The United States’ dependence on China for pharmaceuticals is less a single-point crisis than a long-built exposure at the base of the drug supply chain. As Y. Tony Yang argues in Asia Times, the real issue is not simply how many finished medicines are imported from China, but how much of the world’s chemical and manufacturing backbone has shifted there over decades of cost-driven outsourcing.

Claims that China supplies 80% to 90% of active pharmaceutical ingredients used in US medicines are too sweeping, according to the US-China Business Council, which says those figures misread the available evidence. Its assessment points to a more modest but still significant dependence, with China responsible for about 12% of foreign-sourced APIs after indirect imports are taken into account. Even so, the broader picture remains troubling: the FDA has acknowledged that it does not have full visibility into actual API production volumes in Chinese facilities or how those ingredients are distributed.

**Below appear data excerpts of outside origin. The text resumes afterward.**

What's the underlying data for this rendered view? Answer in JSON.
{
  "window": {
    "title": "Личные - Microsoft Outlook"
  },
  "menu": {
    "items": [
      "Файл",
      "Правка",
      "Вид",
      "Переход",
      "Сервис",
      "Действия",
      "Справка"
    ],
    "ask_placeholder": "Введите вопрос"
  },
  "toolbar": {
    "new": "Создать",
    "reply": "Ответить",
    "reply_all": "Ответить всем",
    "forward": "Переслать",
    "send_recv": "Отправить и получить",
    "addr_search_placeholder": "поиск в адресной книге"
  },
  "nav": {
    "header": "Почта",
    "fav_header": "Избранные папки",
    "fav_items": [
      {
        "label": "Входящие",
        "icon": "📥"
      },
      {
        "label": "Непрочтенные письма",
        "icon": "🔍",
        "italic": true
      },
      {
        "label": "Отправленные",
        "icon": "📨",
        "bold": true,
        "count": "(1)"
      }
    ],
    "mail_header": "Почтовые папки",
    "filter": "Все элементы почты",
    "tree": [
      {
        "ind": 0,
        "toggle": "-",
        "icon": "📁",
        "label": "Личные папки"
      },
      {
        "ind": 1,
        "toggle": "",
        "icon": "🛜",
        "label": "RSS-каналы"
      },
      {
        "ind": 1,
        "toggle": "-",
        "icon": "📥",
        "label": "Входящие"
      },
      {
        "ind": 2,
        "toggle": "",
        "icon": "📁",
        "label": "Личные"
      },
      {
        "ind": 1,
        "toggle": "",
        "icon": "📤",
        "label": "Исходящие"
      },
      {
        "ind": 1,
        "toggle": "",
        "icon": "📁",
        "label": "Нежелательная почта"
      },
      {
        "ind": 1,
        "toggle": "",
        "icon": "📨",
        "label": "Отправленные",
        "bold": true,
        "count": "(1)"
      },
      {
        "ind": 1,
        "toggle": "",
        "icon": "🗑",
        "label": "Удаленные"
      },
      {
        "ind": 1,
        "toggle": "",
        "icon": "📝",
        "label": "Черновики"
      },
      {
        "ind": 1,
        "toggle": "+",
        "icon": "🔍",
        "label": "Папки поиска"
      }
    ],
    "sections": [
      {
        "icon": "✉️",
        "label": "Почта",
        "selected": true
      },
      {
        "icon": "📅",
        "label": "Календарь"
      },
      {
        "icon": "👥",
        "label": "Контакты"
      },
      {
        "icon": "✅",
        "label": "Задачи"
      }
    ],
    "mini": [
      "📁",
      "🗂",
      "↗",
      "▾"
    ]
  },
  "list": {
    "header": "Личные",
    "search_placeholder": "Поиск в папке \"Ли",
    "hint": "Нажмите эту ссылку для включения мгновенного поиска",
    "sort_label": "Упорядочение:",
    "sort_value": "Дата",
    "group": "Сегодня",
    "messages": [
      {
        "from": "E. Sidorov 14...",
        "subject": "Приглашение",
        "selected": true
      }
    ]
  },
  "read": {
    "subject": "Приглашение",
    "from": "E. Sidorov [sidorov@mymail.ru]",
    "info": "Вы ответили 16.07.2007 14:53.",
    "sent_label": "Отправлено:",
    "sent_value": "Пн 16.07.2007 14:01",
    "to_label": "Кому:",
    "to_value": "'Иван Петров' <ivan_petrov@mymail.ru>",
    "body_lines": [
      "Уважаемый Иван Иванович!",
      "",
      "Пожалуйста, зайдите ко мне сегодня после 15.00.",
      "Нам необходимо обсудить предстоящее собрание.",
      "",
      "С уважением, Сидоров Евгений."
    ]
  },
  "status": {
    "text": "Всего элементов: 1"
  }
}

That opacity matters because the supply chain is already highly concentrated. Yang notes that some 477 FDA-registered drug manufacturing facilities operate in China, while the agency inspected only 204 foreign drug and device establishments in fiscal 2024. The Government Accountability Office has separately warned that more than half of the manufacturers supplying the US market are overseas, and that the FDA continues to face a backlog of foreign plants needing inspection because of pandemic disruptions and staffing shortages.

The risk is not abstract. The 2022-23 amoxicillin shortage showed how quickly routine disruption can cascade through the health system, affecting one in three US hospitals, Yang writes. The Journal of Pharmaceutical Innovation has also found that from 2014 to 2024, rising import volumes were associated with fewer inspections, underscoring the strain on oversight as global trade expanded.

What makes the system vulnerable is not only geography but concentration. Yang says roughly 40% of US generic drugs have just one FDA-approved manufacturer, and about 20% of critical medicines rely on APIs sourced solely from China. India is often presented as a fallback, but it too depends heavily on Chinese inputs, limiting how much insulation it can provide on its own.

China’s role is also growing beyond manufacturing into innovation. Yang cites estimates that Chinese entities account for about 20% of drugs under global development, with nearly half of new molecules entering human trials in the first half of 2025 originating from Chinese laboratories. That reflects Beijing’s decision to make biotechnology a strategic industry, supported by state policy, talent recruitment and capital.

For Washington, the practical response is less about decoupling than hardening the system. Yang argues for diversification through dual sourcing, nearshoring and investment in continuous manufacturing. The US-China Business Council’s caution about inflated dependency statistics also suggests that policy should rest on better data, not slogans. The FDA has said it is expanding unannounced inspections of foreign facilities, while lawmakers are advancing measures such as the BIOSECURE Act. But inspections and legislation alone will not rebuild capacity that has been lost over decades.

The larger lesson is that medicine supply is now a question of industrial resilience as much as geopolitics. The US can still lead in drug discovery while rebuilding more of the manufacturing base underneath it, but doing so will require money, time and a tolerance for redundancy in a sector that has long prized efficiency above all else.